Renforcer les dispositifs de protection des intervenants de terrain, inventorier les méthodologies de désamiantage, assurer un meilleur suivi des chantiers… C’est ce qui ressort en partie des réunions de travail organisées par les professionnels du désamiantage et visant à uniformiser les bonnes pratiques en la matière.

Le désamiantage dans tous ses états

A quelques mois du salon des professionnels de l’amiante, le travail en coulisse a déjà bien avancé, avec notamment l’élaboration de règles techniques du désamiantage, lesquelles attendent d’être officialisées. Ayant pour objectif d’harmoniser les pratiques, ou tout du moins de les normaliser, ces règles couvrent différents aspects du processus de désamiantage : du dépoussiérage au transport des déchets amiante, en passant par les contrôles.

Réservé aux professionnels, le désamiantage concerne tous les immeubles construits ayant un permis de construire délivré avant le 1er juillet 1997, année d’interdiction de l’utilisation de l’amiante en France. Cette opération consiste dans un premier temps à détecter la présence d’amiante dans un immeuble ou un local puis, en fonction de la quantité décelée, de procéder à son retrait par des professionnels certifiés. Ces derniers, regroupés en organisations professionnelles, sont à l’origine de l’initiative visant à harmoniser les pratiques en matière de désamiantage.
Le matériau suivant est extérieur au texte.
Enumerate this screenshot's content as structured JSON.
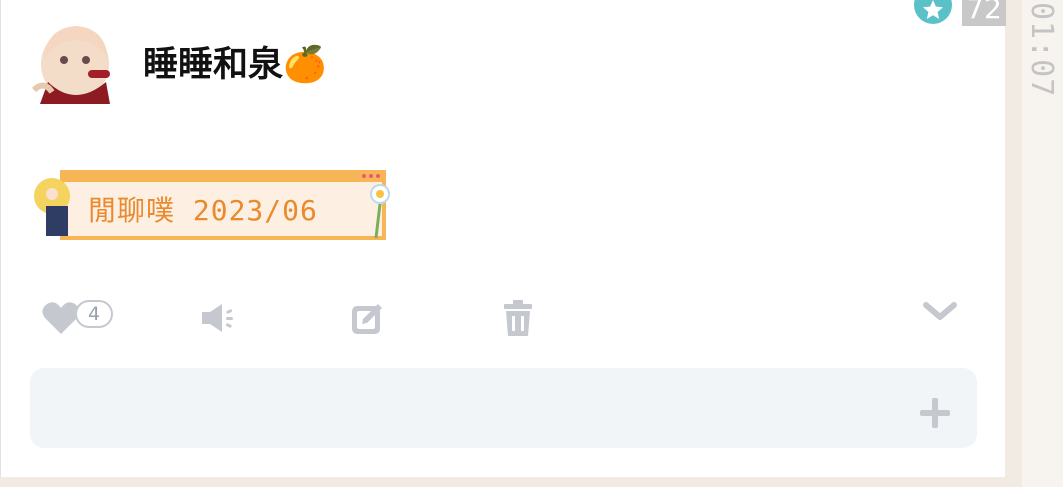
{
  "post": {
    "username": "睡睡和泉🍊",
    "sticker_text": "閒聊噗 2023/06",
    "corner_badge": "72",
    "time": "01:07"
  },
  "actions": {
    "like_count": "4"
  },
  "colors": {
    "accent_teal": "#5bc1c9",
    "icon_gray": "#c5c8cf",
    "sticker_orange": "#e98a2e",
    "comment_bg": "#f2f5f8"
  },
  "icons": [
    "avatar",
    "star-icon",
    "heart-icon",
    "speaker-icon",
    "edit-icon",
    "trash-icon",
    "chevron-down-icon",
    "plus-icon"
  ]
}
Le Syrta et le Seddre à la manœuvre

Différentes méthodes sont mises en œuvre pour détecter et enlever l’amiante. Ces procédés varient en fonction de plusieurs paramètres :

  • la quantité d’amiante détectée,
  • le type de matériau amianté,
  • le risque de dispersion de fibres d’amiante dans l’air.

Par ailleurs, la règlementation amiante (section 3 du CdT) détermine toutes les règles et procédures à respecter et à anticiper avant d’intervenir sur des chantiers de désamiantage. Cependant, l’absence de documents généraux empêchait les professionnels du secteur d’avoir des « repères » clairs.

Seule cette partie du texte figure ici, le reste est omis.